Is marijuana completely harmless like users say it is, or can it have the type of effects that I seem to have noticed over the years? Does long-term or heavy use really lead to lack of motivation, or do people that are not motivated or with a certain personality type have a tendency to use it?
I am desperate for some clarity and guidance. Your psychological advice is very much needed.
Natalia
Dear Natalia,
Your question, "Is my only solution to learn to accept it, and not have any expectations from my spouse, and to look for enjoyment without him?” says it all. I’ll answer with a few questions of my own: Is this the life you want? Is this all you deserve from a husband? Why would you stay with someone like this? Are you really thinking about just accepting this behavior and living the rest of your life like this?
Answer these and you will have your answer. My advice is simple: he is addicted to pot, perhaps alcohol as well, he is immature, irresponsible and a liar. You’ve spent enough time trying to get him to change; it’s put up or shut up time for you.
Give an ultimatum now.

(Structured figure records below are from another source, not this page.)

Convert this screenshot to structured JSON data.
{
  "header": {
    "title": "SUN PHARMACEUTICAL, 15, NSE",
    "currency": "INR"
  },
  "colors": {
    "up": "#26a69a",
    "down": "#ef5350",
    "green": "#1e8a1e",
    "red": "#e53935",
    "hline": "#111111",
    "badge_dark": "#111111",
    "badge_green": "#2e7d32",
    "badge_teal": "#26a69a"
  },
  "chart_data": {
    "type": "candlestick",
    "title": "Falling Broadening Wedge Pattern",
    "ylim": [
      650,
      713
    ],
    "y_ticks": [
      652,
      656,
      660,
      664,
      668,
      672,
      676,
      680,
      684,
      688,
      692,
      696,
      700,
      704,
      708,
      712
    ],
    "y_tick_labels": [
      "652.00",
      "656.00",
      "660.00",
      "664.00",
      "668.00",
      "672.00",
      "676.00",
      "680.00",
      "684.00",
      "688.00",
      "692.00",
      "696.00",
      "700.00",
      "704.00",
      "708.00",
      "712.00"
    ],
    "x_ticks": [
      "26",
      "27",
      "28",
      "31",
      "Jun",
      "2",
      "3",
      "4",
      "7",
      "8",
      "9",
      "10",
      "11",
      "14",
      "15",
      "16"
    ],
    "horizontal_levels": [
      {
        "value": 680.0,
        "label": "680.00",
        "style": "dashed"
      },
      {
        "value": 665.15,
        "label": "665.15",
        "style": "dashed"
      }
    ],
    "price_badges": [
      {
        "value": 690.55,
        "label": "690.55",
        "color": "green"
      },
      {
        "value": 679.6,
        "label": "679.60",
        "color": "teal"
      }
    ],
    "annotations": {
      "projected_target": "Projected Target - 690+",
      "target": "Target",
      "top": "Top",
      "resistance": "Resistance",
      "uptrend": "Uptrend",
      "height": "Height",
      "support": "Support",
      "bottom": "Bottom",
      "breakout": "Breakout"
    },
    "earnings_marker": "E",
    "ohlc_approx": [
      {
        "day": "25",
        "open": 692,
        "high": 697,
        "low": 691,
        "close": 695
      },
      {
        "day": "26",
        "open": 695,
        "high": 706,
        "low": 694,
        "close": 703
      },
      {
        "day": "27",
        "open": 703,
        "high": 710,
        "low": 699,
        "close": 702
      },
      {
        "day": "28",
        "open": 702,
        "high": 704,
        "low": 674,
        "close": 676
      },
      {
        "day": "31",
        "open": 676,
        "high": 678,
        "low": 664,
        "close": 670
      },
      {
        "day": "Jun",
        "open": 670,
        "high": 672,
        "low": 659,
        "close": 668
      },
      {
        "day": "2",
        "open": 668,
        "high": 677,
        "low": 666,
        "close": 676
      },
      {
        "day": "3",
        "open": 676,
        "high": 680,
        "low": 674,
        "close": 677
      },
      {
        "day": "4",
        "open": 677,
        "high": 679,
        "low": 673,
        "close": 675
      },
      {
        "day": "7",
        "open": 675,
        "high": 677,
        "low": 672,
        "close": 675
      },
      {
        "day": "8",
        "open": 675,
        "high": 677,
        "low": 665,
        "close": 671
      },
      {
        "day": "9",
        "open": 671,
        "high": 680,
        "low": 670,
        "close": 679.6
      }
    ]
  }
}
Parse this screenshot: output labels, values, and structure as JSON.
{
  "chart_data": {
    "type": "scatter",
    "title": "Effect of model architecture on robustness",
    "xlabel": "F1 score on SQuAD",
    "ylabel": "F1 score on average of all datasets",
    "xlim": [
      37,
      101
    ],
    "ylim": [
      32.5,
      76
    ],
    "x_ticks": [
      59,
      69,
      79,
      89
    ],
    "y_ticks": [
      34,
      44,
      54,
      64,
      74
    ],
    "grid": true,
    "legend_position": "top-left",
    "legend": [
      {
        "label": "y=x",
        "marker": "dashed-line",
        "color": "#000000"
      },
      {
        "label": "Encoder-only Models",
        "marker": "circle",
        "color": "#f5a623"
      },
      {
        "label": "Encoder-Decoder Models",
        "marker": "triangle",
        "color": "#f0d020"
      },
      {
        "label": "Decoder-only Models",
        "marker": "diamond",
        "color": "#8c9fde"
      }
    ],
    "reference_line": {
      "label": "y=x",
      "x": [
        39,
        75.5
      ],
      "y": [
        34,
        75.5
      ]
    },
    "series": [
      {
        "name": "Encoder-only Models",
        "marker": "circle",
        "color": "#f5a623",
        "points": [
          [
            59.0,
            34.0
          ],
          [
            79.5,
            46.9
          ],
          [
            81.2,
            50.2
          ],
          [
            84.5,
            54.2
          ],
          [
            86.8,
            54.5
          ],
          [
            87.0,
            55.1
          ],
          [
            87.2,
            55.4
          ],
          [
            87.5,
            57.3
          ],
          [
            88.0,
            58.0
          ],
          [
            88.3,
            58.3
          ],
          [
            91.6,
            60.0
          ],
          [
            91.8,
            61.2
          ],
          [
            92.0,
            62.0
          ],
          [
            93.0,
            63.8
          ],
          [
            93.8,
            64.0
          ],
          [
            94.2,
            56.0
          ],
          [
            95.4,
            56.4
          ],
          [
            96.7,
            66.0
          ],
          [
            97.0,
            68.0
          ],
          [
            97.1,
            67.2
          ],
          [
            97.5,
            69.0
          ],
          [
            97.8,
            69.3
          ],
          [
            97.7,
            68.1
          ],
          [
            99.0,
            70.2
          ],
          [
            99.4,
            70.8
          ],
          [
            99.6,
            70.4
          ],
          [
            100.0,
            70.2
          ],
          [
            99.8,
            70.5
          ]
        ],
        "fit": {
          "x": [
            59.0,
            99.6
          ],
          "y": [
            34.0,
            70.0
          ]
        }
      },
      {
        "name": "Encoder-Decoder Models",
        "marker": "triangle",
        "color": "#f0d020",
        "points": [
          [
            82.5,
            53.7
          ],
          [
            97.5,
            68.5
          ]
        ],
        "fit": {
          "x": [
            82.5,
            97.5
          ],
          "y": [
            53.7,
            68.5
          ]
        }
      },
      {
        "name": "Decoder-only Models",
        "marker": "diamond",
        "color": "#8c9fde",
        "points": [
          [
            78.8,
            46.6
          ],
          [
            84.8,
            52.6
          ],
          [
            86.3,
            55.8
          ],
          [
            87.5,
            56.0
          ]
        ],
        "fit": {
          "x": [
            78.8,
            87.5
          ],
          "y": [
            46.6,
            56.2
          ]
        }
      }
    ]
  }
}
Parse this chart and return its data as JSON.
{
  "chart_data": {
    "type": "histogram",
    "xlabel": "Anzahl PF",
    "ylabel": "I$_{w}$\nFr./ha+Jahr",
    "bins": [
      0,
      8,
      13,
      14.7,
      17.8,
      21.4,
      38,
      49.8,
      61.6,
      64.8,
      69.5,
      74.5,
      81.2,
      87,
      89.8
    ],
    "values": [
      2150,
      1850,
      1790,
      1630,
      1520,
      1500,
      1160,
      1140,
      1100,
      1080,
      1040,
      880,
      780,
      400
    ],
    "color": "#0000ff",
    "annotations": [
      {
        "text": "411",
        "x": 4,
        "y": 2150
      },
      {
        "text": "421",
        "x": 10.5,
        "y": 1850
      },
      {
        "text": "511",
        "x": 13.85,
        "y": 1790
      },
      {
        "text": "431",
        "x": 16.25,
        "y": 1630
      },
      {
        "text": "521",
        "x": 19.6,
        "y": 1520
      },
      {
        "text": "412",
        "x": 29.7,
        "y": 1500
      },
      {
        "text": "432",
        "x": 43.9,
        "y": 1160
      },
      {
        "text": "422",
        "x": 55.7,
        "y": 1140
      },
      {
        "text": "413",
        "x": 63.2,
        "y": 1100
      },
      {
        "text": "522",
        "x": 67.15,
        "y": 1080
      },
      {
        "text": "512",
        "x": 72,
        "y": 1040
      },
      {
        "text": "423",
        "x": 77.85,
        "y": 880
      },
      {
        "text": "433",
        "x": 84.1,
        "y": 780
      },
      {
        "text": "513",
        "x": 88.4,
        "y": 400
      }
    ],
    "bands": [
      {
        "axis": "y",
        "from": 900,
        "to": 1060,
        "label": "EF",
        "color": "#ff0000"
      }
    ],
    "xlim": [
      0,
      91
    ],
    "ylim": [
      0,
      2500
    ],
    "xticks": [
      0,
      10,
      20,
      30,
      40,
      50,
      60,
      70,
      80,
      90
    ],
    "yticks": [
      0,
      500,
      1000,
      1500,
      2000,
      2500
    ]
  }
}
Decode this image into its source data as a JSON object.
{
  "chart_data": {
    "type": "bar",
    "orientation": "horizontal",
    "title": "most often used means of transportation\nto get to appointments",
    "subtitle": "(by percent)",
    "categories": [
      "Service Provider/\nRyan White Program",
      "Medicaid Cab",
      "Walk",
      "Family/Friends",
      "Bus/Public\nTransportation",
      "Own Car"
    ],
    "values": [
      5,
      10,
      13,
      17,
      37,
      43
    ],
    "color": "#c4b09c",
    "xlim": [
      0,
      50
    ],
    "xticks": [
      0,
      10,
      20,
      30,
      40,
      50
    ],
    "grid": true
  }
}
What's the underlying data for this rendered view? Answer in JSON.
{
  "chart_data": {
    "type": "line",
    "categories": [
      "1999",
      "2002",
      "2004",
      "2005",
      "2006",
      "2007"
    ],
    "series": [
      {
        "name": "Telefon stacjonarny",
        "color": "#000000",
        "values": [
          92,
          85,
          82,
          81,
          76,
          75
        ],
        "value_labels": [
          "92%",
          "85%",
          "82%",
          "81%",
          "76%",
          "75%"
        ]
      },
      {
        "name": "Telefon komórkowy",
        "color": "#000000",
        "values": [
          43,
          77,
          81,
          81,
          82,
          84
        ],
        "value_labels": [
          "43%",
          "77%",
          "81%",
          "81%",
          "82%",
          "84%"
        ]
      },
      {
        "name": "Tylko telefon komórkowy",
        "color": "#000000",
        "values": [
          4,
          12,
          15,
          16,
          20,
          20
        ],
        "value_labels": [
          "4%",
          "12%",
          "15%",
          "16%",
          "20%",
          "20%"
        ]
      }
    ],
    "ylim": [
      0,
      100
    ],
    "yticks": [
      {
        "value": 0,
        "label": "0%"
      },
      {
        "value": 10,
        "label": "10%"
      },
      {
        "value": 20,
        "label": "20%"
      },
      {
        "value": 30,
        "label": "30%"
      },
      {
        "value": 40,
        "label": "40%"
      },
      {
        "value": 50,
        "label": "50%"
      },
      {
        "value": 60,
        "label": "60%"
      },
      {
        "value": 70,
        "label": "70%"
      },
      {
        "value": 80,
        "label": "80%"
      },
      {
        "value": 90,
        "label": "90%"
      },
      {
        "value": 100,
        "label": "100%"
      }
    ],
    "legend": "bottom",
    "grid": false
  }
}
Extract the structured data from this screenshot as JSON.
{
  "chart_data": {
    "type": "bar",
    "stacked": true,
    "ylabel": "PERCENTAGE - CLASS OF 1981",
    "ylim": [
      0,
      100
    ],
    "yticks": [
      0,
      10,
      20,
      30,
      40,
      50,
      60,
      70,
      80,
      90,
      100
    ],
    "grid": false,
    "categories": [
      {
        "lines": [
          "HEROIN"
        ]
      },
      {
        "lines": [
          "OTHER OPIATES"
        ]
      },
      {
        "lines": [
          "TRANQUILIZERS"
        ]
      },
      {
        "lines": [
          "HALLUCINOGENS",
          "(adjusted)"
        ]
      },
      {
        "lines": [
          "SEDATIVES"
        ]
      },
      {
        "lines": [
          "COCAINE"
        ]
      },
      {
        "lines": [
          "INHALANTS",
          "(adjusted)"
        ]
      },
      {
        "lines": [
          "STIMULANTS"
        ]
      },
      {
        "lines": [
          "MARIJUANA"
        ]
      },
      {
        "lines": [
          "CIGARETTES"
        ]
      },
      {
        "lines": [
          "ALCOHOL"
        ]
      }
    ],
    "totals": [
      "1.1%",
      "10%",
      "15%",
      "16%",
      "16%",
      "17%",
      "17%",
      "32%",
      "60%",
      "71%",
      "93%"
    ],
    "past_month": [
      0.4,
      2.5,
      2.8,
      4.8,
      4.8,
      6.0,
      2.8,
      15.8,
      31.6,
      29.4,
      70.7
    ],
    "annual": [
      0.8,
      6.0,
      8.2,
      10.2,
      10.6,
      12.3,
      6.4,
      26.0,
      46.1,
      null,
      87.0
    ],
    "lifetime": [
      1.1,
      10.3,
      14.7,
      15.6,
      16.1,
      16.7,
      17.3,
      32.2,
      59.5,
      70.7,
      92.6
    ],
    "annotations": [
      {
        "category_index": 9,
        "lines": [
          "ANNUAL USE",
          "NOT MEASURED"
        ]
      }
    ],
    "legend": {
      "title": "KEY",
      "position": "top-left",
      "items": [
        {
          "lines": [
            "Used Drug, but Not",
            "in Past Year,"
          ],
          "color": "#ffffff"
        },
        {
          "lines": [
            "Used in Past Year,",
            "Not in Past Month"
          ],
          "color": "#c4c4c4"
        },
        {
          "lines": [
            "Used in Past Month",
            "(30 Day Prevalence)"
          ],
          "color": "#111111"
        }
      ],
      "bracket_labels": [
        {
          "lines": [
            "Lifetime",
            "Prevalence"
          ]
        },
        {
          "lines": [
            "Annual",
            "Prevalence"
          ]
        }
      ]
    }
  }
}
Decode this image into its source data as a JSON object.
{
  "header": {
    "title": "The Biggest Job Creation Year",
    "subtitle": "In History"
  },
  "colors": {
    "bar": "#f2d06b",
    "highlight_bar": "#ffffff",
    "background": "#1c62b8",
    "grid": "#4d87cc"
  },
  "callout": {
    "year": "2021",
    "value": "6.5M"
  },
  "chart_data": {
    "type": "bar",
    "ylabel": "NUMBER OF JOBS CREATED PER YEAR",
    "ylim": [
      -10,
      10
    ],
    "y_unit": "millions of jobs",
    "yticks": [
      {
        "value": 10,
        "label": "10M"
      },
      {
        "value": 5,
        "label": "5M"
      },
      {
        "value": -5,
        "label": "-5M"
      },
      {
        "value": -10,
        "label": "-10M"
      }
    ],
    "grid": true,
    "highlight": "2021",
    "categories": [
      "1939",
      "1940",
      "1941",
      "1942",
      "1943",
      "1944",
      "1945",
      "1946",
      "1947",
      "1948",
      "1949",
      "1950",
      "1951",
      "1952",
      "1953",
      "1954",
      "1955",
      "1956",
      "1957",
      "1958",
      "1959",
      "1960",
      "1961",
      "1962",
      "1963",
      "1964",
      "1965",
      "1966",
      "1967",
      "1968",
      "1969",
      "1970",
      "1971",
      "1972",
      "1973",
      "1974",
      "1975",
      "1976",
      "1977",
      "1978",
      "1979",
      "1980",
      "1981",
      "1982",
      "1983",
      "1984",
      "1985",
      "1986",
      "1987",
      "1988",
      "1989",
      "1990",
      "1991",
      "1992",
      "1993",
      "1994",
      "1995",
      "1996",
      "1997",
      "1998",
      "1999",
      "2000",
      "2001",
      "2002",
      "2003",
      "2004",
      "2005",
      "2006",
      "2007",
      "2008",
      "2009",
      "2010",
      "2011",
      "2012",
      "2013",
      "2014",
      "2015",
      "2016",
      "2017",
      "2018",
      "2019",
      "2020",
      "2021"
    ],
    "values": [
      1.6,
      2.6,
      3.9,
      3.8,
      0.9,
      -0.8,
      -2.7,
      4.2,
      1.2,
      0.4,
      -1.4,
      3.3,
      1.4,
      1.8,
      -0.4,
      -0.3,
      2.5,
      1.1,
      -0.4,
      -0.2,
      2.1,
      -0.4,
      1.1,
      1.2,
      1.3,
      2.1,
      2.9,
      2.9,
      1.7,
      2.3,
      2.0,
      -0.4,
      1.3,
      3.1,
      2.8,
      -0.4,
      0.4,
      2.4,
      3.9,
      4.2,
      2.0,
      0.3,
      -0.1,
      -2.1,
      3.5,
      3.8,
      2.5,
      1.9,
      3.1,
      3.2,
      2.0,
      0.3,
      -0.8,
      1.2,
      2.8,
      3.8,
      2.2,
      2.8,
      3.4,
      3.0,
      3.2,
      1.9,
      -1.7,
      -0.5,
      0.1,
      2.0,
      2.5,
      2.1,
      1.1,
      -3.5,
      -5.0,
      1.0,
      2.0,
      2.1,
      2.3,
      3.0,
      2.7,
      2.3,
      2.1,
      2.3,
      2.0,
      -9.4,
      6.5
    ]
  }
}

Offer to help to get him involved in treatment, but tell him he must stop, that you deserve more and that you are no longer willing to live like this. If he doesn’t comply, then leave. Tough? You bet, but go back to your answers to the previous questions and see which is tougher, continuing to live like this or making the decision to leave.
As far as the dangers of long term marijuana abuse, Natalia, I will let you read for yourself. Two excellent articles are from
Harvard University and the
National Institutes of Health. Both articles will give you the facts without emotions clouding the issue.
It will give you much to consider and hopefully, will help ensure that you have a happy, healthy and secure future. Best of luck.